Libano: un piccolo Stato con un grande destino

Guardare al Libano oggi significa capire molto del Medio Oriente di domani.

Il suo futuro non riguarda solo se stesso.

Il Libano è: a cartina di tornasole del rapporto tra sunniti e sciiti; il barometro del dialogo islamo-cristiano; – il termometro della politica israeliana; – il laboratorio dell’influenza iraniana; – l’orizzonte dell’impegno europeo nel Mediterraneo; – la prova della resistenza delle minoranze cristiane nella regione.

E soprattutto è un luogo di frontiera dove si misura la capacità — o l’incapacità — del mondo di proteggere i propri luoghi più vulnerabili.

L’attesa di Leone XIV: un Paese intero col fiato sospeso

Quando il Papa atterrerà a Beirut, le campane suoneranno per cinque minuti.

Cinque minuti che saranno un istante sospeso, una parentesi nel rumore del mondo.

La visita non risolverà i problemi. Ma «non tutto ciò che è importante risolve — molte cose importanti consolano», scriveva Simone Weil.

Il Libano non chiede al Papa miracoli.
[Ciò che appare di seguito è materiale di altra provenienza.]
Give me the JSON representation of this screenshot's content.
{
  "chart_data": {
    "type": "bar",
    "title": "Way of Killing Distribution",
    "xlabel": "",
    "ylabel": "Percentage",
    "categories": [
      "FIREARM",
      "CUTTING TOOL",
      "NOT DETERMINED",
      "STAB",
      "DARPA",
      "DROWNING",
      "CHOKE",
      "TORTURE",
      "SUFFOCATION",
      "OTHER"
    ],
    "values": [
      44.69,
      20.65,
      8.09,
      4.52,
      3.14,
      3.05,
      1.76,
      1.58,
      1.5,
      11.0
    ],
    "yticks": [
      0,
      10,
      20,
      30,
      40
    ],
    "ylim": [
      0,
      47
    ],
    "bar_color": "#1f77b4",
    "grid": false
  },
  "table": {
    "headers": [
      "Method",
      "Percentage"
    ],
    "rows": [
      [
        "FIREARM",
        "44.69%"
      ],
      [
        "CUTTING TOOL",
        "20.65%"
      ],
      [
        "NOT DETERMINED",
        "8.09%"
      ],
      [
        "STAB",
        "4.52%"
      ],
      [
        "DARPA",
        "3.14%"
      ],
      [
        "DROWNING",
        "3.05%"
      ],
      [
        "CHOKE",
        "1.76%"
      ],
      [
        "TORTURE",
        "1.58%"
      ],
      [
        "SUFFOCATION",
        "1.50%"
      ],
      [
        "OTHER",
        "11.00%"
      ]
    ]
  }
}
Chiede una cosa più semplice e più difficile: di essere visto, ascoltato, accompagnato.

E forse proprio questo è il senso più profondo di questo viaggio: dire a un piccolo Paese stremato che la sua storia conta ancora.

Che la sua vocazione non è finita. Che il Mediterraneo non può perdere il suo baluardo di convivenza.

E che — come promette Isaia — «ancora un poco e il Libano si cambierà in frutteto».

Un frutteto nasce sempre su una terra ferita. Ma non c’è frutteto senza speranza.